There'll be more coming on this platform in the coming weeks and months. So in summary, today, I wanna just recap. So significant accomplishments for the company to date, including advancing some firsts for patients, including the first anti-sortilin molecule in the setting of FTD-GRN in a pivotal phase III study, where we've completed enrollment. We've completed enrollment, are advancing towards data on the phase II TREM2 antibody, which is the most advanced of its kind, and we continue to progress a rich pipeline of first-in-class approaches for a number of different neurodegenerative diseases. We have significant upcoming data events for the coming years.

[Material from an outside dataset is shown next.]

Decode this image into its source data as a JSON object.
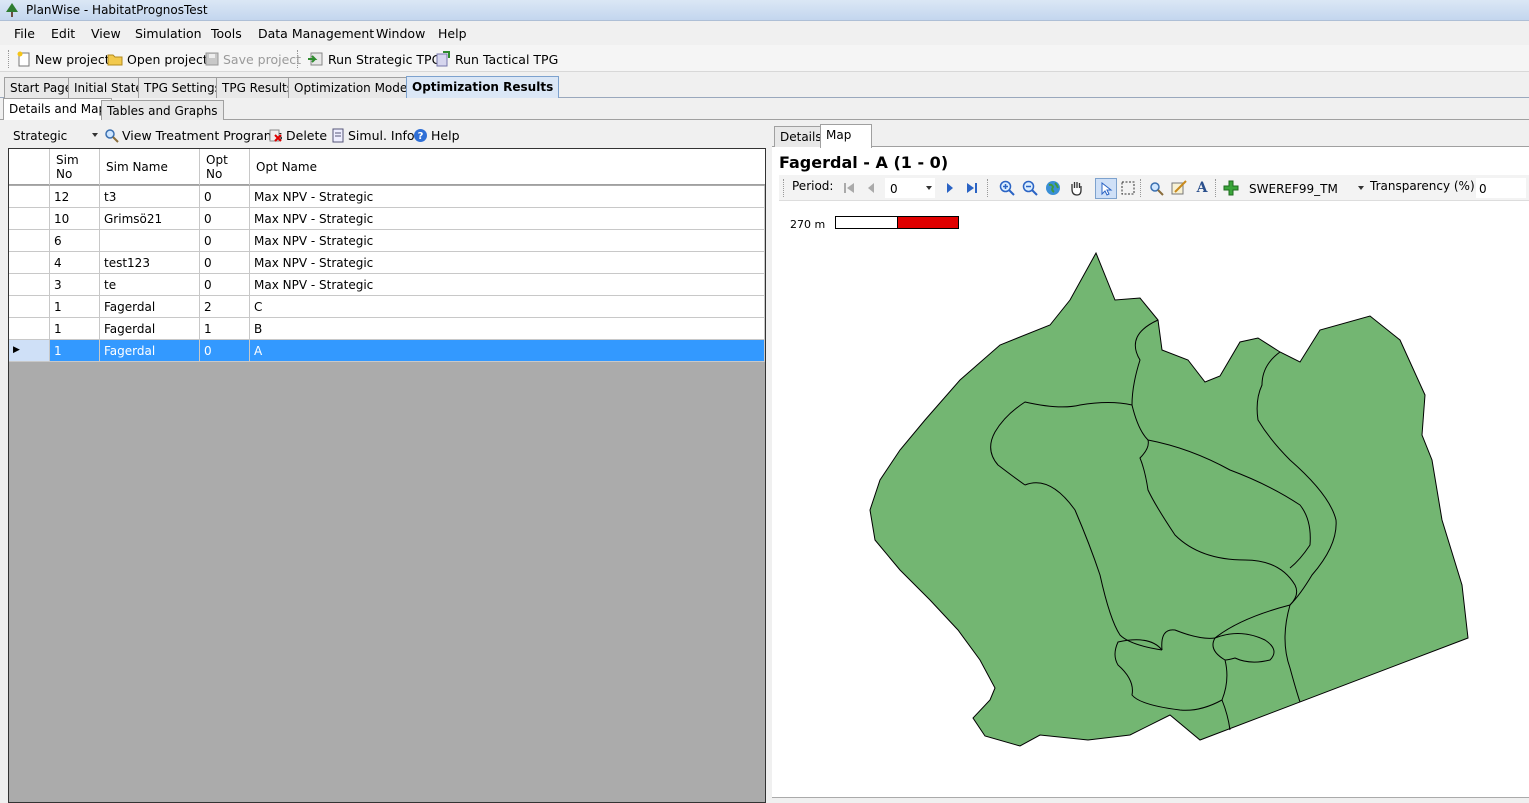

We are anticipating delivering data, as I mentioned, for AL002, phase II study, for TREM2, later this year, and our phase III data for latozinemab, towards the end of 2025, early 2026. We are advancing our AL101, AD phase II study, as well as advancing our blood-brain barrier platform and proprietary programs. So we're doing this from a strong cash position and with significant opportunities from a downstream economics perspective for our late-stage clinical programs and our proprietary programs. We're looking forward to continuing to update you on our progress as we advance. Thank you very much for your time today.